Where Brands Break the Promise: The Digital Disconnect
While some companies are rethinking product design with accessibility in mind, many stop short when it comes to the digital storefront. Yet for most consumers, the website or app is the store. If the online experience is not accessible, the product never makes it into the cart.
AudioEye’s 2025 Digital Accessibility Index, which analyzed more than 15,000 websites across industries including retail and e-commerce, found an average of 297 accessibility issues per page. These barriers include missing alt text on product images, buttons that cannot be navigated with a keyboard, and checkout flows that break when used with a screen reader.
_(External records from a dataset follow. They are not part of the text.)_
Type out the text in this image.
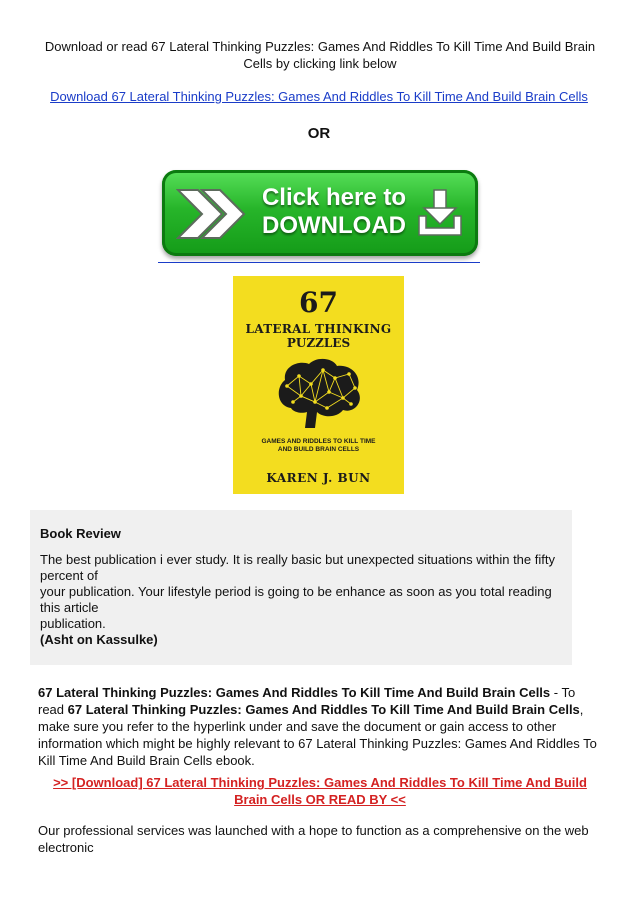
Download or read 67 Lateral Thinking Puzzles: Games And Riddles To Kill Time And Build Brain Cells by clicking link below
Download 67 Lateral Thinking Puzzles: Games And Riddles To Kill Time And Build Brain Cells
OR
Click here to
DOWNLOAD
67
LATERAL THINKING
PUZZLES
GAMES AND RIDDLES TO KILL TIME
AND BUILD BRAIN CELLS
KAREN J. BUN
Book Review
The best publication i ever study. It is really basic but unexpected situations within the fifty
percent of
your publication. Your lifestyle period is going to be enhance as soon as you total reading
this article
publication.
(Asht on Kassulke)
67 Lateral Thinking Puzzles: Games And Riddles To Kill Time And Build Brain Cells - To read 67 Lateral Thinking Puzzles: Games And Riddles To Kill Time And Build Brain Cells, make sure you refer to the hyperlink under and save the document or gain access to other information which might be highly relevant to 67 Lateral Thinking Puzzles: Games And Riddles To Kill Time And Build Brain Cells ebook.
>> [Download] 67 Lateral Thinking Puzzles: Games And Riddles To Kill Time And Build Brain Cells OR READ BY <<
Our professional services was launched with a hope to function as a comprehensive on the web electronic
The business impact is immediate. A UK study from Purple Pound found that 83 percent of consumers with access needs limit their shopping to sites they know are accessible, while 71 percent abandon inaccessible sites on the spot. For brands that invest heavily in accessible product design, losing customers at the digital door is not only ironic but also costly.
Three Ways to Close the Accessibility Gap
1. Mirror product philosophy in digital design
If a brand designs products with accessibility in mind, that same intention should carry into digital experiences. Websites and apps should be tested with people who have disabilities, and accessibility should be part of every campaign launch, not an afterthought.
2. Work with a comprehensive accessibility partner
Modern websites are complex. They require more than basic compliance checklists. The most effective approach combines automated monitoring with expert-led fixes. This hybrid model ensures scale while also addressing the nuanced issues that automation alone cannot solve.
3. Share accessibility as part of the brand story
Today’s consumers want to know what a brand stands for. Highlighting commitments to accessibility in marketing and communications builds trust. Selena Gomez has been open about her lupus diagnosis and has built accessibility into Rare Beauty’s identity. By doing so, she shows customers that inclusion is not a side project, but a core value.
The Bottom Line: Accessibility Is Premium, Not Pity
Selena Gomez’s fragrance launch offers more than a new product. It offers a lesson in brand building for the modern consumer. Accessibility was not presented as a special accommodation, but as a thoughtful, premium design. The bottle is elegant and inclusive at the same time.
That reframe is critical. Brands that position accessibility as sophisticated design create better experiences for everyone, while also unlocking loyalty from values-driven customers. Rare Beauty and Fenty Beauty have shown how powerful this approach can be.
Accessibility does not end with the product. It is a promise that extends across every interaction, from the first click to the final purchase. And when brands keep that promise, they do more than win sales. They build loyalty that lasts.